Quanto al senso della letteratura fantastica oggi, io credo – al di là di ciò che amiamo e che ci ha appassionati – che si stia tornando a una sorta di post-materialismo, nel senso che il realismo sta mostrando la corda rispetto alla propria capacità di raccontare il mondo che ci circonda. Penso alle parole di William Gibson, che ho recentemente intervistato: io mi sono messo a fare distopia per fare del realismo. Anche le declinazioni più “alte” dello “strano” sembrano voler soddisfare tale esigenza. Questa cosa è molto vera, è quanto diceva Borges: a volte per parlare dell’indicibile, di quanto non abbiamo ancora completamente afferrato e magari non afferreremo mai, occorrono emblemi. Ecco, un mondo di enorme complessità come il nostro il realismo mostra la corda non perché siano arrivati i draghi o la psicostoria, ma perché prendere un solo frammento non solo non dà più l’idea del tutto, ma rischia di non essere neanche coerente a sé, come lo poteva essere, mettiamo, il contesto sociale raccontato da un Tolstoj. Lo dimostra il fatto che già ai tempi del modernismo per cercare di fare una cosa che davvero “la dicesse tutta”, Proust ha dovuto fare sette libri, Joyce ha dovuto fare un libro totalmente esploso con una quantità impressionante di voci e di rumori di fondo, e Kafka ha dovuto ricorrere a dispositivi fantastici, questo perché la società stava già sfuggendo di mano, il mondo stava già diventando sovracomplesso allora, figurarsi oggi. Nuovamente, il fantastico e l’immaginario potrebbero essere gli strumenti per abbracciare una narrazione più ampia.
Un’ultima domanda, qual è secondo te il futuro della letteratura?

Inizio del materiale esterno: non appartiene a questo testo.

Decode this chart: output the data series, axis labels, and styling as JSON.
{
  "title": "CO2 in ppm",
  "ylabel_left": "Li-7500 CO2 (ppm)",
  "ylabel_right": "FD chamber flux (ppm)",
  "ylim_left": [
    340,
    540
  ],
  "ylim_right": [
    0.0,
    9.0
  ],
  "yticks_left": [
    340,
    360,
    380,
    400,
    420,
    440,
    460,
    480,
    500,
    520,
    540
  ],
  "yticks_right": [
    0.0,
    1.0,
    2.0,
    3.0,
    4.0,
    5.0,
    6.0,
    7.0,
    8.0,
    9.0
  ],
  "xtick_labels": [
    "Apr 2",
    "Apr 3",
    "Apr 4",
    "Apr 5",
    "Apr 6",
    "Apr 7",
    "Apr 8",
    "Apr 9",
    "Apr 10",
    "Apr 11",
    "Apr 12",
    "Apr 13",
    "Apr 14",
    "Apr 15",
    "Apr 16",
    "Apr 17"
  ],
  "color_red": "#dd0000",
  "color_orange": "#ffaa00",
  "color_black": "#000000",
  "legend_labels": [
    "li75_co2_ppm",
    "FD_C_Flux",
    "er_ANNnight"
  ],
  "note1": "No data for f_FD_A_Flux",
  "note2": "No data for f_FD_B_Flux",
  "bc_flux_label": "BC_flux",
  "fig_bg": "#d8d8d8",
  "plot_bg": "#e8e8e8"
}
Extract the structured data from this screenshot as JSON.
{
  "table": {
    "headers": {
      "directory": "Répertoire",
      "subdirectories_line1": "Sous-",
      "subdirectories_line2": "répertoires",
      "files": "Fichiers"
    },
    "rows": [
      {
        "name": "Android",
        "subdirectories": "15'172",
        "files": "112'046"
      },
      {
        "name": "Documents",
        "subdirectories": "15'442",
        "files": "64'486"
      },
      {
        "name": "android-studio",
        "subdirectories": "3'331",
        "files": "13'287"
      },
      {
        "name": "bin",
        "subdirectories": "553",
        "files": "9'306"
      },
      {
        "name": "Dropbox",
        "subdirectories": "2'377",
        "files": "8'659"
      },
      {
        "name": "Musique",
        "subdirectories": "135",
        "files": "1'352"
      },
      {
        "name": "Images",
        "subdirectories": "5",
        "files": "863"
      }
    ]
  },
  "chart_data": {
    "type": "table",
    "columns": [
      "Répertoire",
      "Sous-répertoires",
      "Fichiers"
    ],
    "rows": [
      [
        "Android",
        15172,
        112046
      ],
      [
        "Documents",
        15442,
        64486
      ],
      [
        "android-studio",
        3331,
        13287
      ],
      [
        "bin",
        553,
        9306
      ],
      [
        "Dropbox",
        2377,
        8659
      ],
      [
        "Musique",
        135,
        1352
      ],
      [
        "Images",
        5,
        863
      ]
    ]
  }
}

La domanda è – ovviamente – molto complessa. Il futuro a lungo termine non si può prevedere. Certamente io non credo certo alla vulgata ciclicamente riproposta della morte del romanzo o della fine del libro, queste sono tutte cazzate. Il romanzo non è mai stato tanto bene, se non forse nell’800, gode di ottima salute, anzi, è egemone, il fatto che i libri che vanno bene vendano diecimila copie invece che centomila (dividi per cinque per le medie case editrici e dieci per le piccole) è un effetto della “coda lunga” e del cambiamento del mercato, ma anche qui, siamo sicuri che non fosse una bolla quella vissuta dall’editoria fino a qualche anno fa? Sappiamo bene che in passato sono stati scritti capolavori che all’inizio hanno venduto qualche centinaio di copie, e ancora prima si scrivevano capolavori senza che neanche esistesse l’editoria. Anche qui non bisogna fraintendere lo stato della letteratura con le mutazioni del mercato. Il romanzo c’è e sta bene. Cosa si farà sul lungo periodo non si può dire; nel breve vedo, col post-materialismo, un inevitabile ritorno delle metafisiche, autori come Volodine o Cărtărescu o Krasznahorkai o Gospodinov stiano ponendosi di nuovo il problema di come esprimere la metafisica (non sono in narrativa: basti pensare a fumetti come quelli di Jim Woodring o Jesse Jacobs, che vanno nella stessa direzione), credo che questo si ricolleghi a un discorso sui generi e vada anche oltre: si assiste per esempio a una riscoperta dei testi sacri, naturalmente da usare non con devozione ma – utilizzo volutamente un termine mutuato dai GdR – come “sourcebook”.